CSotD: Catching Up

The Mueller Report is not the only important issue facing us these days. For instance, if you haven’t been reading Non Sequitur, you might not have begun contemplating the issue of whether squirrels poop.

So now I’ve given it some thought and I suppose they’re like mice and it just kind of falls out randomly, which would matter if they were running around your kitchen, but doesn’t as long as they’re running around in trees.

On the other hand, rabbits, which are not rodents but lagamorphs, have enough control of their poop that they can be litter trained and kept as pets.

And you can let llamas into your house because they prefer to poop in the same place, or the same two or three places, so that if you have a llama or a half dozen of them, they’ll establish two or three spots in your pasture where they poop. Which means you can let the llama hang out in your living room because he’ll probably wait until he’s back outside to poop.

I would advise against bringng a squirrel into your house until you’ve established their pooping pattern.


And now, here’s Agnes with the Non-Sports

Agnes is trying out for a league where she can avoid burnishing her utter lack of athletic skills, which reminds me of what happened to Camp Lord O’ The Flies, which is that, shortly after I quit going there, it was sold to some very nice people who raced it to the other end of the conceptual scale.

I hated the constant bullying at Camp Lord O’ The Flies, but I liked the activities and appreciated being required to do things I wasn’t inclined to do and wasn’t very good at.
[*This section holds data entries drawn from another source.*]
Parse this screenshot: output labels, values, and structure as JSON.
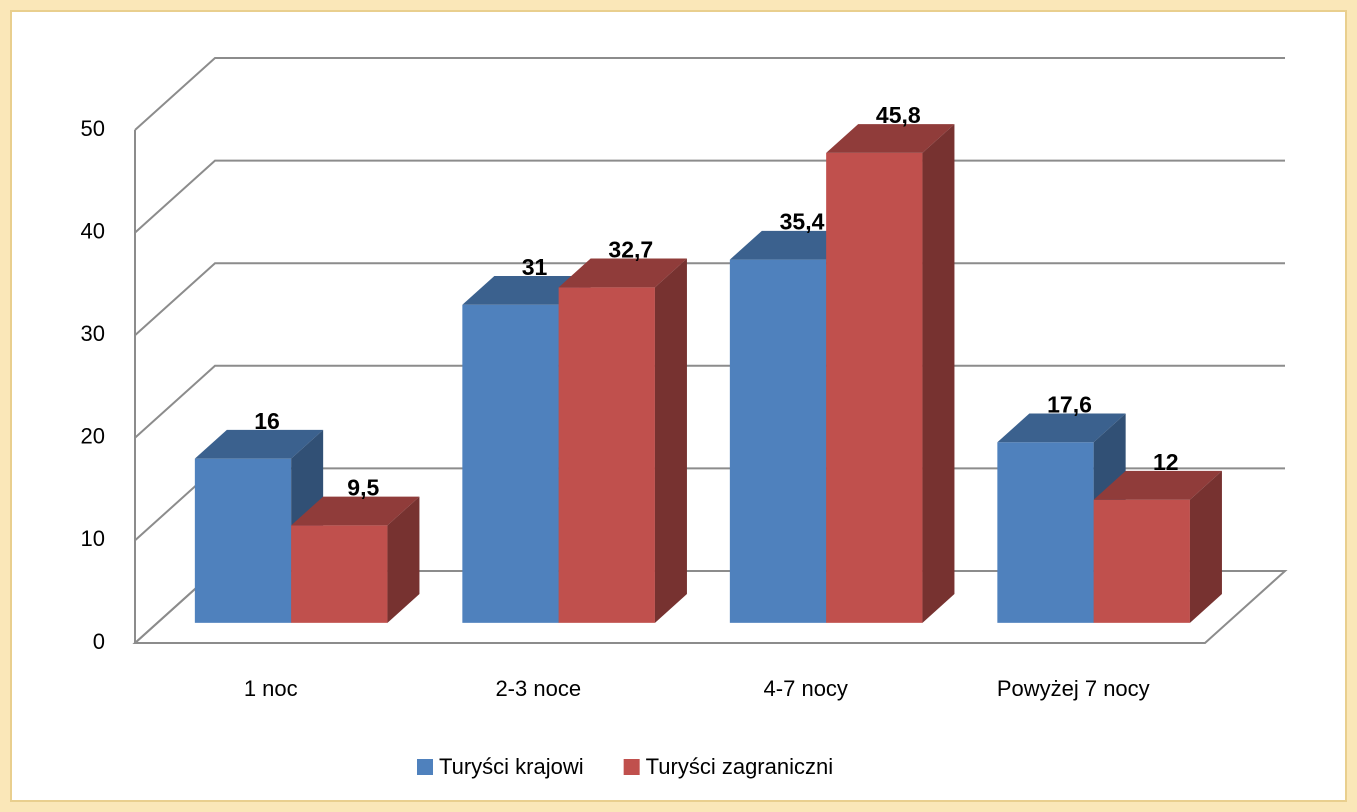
{
  "chart_data": {
    "type": "bar3d",
    "categories": [
      "1 noc",
      "2-3 noce",
      "4-7 nocy",
      "Powyżej 7 nocy"
    ],
    "series": [
      {
        "name": "Turyści krajowi",
        "color": "#4f81bd",
        "values": [
          16,
          31,
          35.4,
          17.6
        ],
        "value_labels": [
          "16",
          "31",
          "35,4",
          "17,6"
        ]
      },
      {
        "name": "Turyści zagraniczni",
        "color": "#c0504d",
        "values": [
          9.5,
          32.7,
          45.8,
          12
        ],
        "value_labels": [
          "9,5",
          "32,7",
          "45,8",
          "12"
        ]
      }
    ],
    "ylim": [
      0,
      50
    ],
    "yticks": [
      0,
      10,
      20,
      30,
      40,
      50
    ],
    "grid": true,
    "legend": "bottom"
  }
}
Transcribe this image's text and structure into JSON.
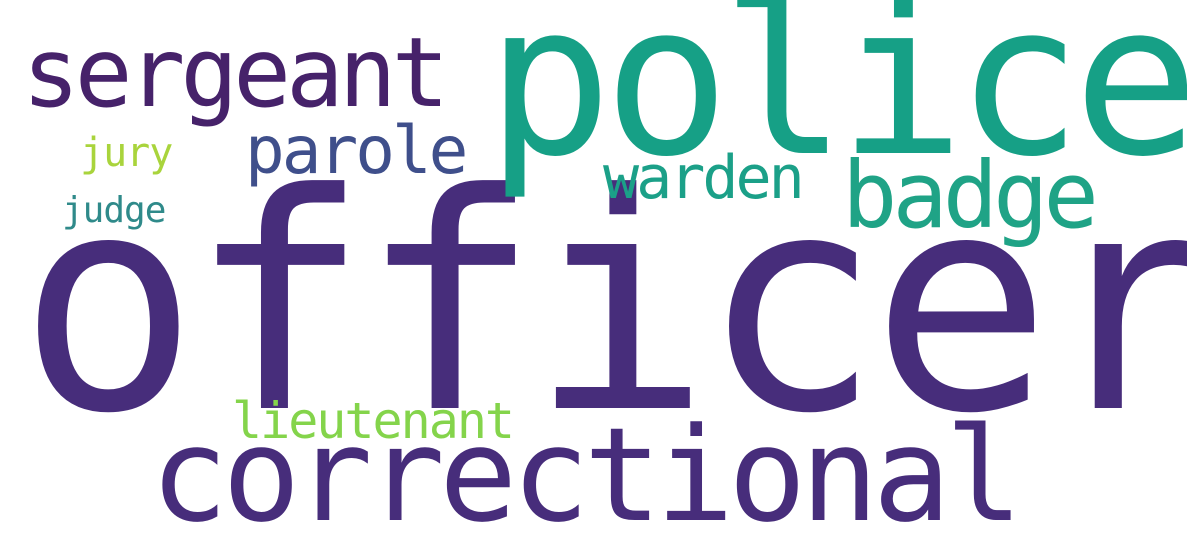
{
  "words": [
    {
      "text": "officer",
      "color": "#472d7b"
    },
    {
      "text": "police",
      "color": "#16a086"
    },
    {
      "text": "correctional",
      "color": "#472d7b"
    },
    {
      "text": "sergeant",
      "color": "#46226a"
    },
    {
      "text": "badge",
      "color": "#1fa386"
    },
    {
      "text": "parole",
      "color": "#3f4f8b"
    },
    {
      "text": "warden",
      "color": "#1ba088"
    },
    {
      "text": "lieutenant",
      "color": "#84d44b"
    },
    {
      "text": "jury",
      "color": "#a9d43c"
    },
    {
      "text": "judge",
      "color": "#2f8a8a"
    }
  ]
}
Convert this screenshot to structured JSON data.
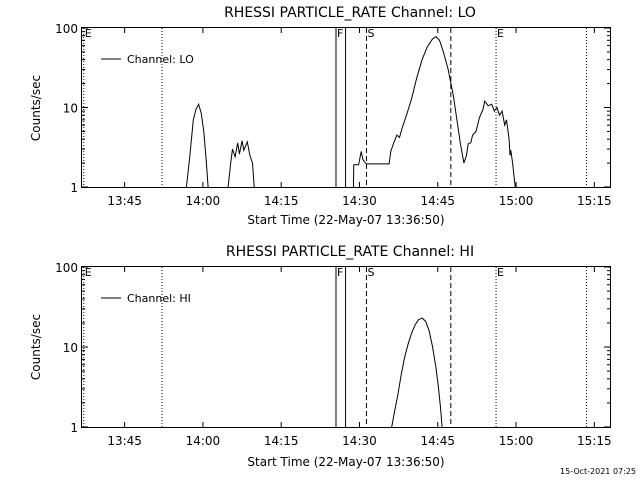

I never got even passable at tennis or basketball, but I eventually figured out, for instance, that, if I played third base and held my bat down at the knob, I could compensate for my lack of depth perception and become a reasonably competent baseball player.

This would never have happened if I hadn’t been required to go to those activities when scheduled, and also been assigned to competitive teams within the color war.

I went back several years after the sale and discovered that the very nice people had eliminated the bullying — good for them — but had also eliminated mandatory scheduling and competitive anything, with the result that the athletic kids played sports and the others stayed in their cabins reading or just wandered around aimlessly all summer.

And, without schedules, even the kids who wanted to do things would find that 30 kids had shown up at the three tennis courts while one kid had gone to basketball.

Kinda made me wonder if anybody ever gets anything right.


Juxtaposition of the Day

(Pat Bagley)


(Jeff Stahler)

Elizabeth Warren has laid out a plan that would eliminate college debt, but that remains a promise whose greatest barrier is not whether it would work but whether Warren will end up president with a cooperative Congress so we could find out.

Meanwhile, Betsy DeVos, bless her shit-eating smile, is working to undermine existing programs that help college graduates reduce their debt.

DeVos is a major symbol of where we’re at, because she displayed astonishing ignorance and incompetence at her confirmation hearings but was confirmed because she was part of the majority party.

Education is truly messed up, but, if we want to fix it, we should view things with perspective, and Millennials seem too willing to buy into a myth about what their parents and grandparents experienced.

The presidents of major corporations did not attend college graduations, rounding up newly-minted grads like British press gangs emptying seaside taverns.

People who had plotted carefully had starter jobs and the rest of us made pizzas and sold vacuum cleaners.

As for Stahler’s cartoon, I don’t know how many Boomers went bust over their Gen X and Millennial kids’ college costs, but it’s not fair to pretend they didn’t take a substantial hit in trying to do the right thing.

Things are worse, but life has never been a bowl of cherries.

We’re better off comparing nation-to-nation rather than decade-to-decade, and I’d rather see us rally to prevent future Betsy DeVoses and install some of what works elsewhere rather than waste any more energy casting blame at each other’s demographic groups.


And while I’m in rant mode

I get tired of narrative comics that disclose things everyone should have learned in American History or that elevate self-congratulatory trivia without putting it in any sort of useful context.

However, the Nib currently features “When Kansas Was Bleeding,” by   and , and, while it’s simplified for the graphic format, it’s a good look at a complex period we’ve never taught properly.

We teach the various bits of legislature seen on this panel from the cartoon, but we’ve never contextualized them within the lives of ordinary people, which not only fails to tell the story but results in some paranoid, anarchistic misinterpretations.

History textbooks have not figured out what Ken Burns brought to the game, and, instead of teaching history as something that impacted everyone, they’ve simply adapted the Great Man approach by adding Great Women and Great Minorities.

Which just means that kids have three times as much trivial bullshit to memorize for the final.

For instance, it doesn’t matter that George Westinghouse invented the air brake. What matters is that the increased hauling capacity brought on the settlement of the prairies (and displacement of native people), the centralization of industry (and urbanization of America, displacement of craftsmen and need to attract immigration) and the cross-continental cattle trade (and hence, cowboys, who, BTW, included a lot of landless Confederates, local vaqueros and former slaves).

This graphic treatment of Bloody Kansas only lights up one corner of a chaotic pre-Civil War period, but they do a good job of lighting up that corner and of showing an approach that — in this or other formats —  makes history relevant and interesting.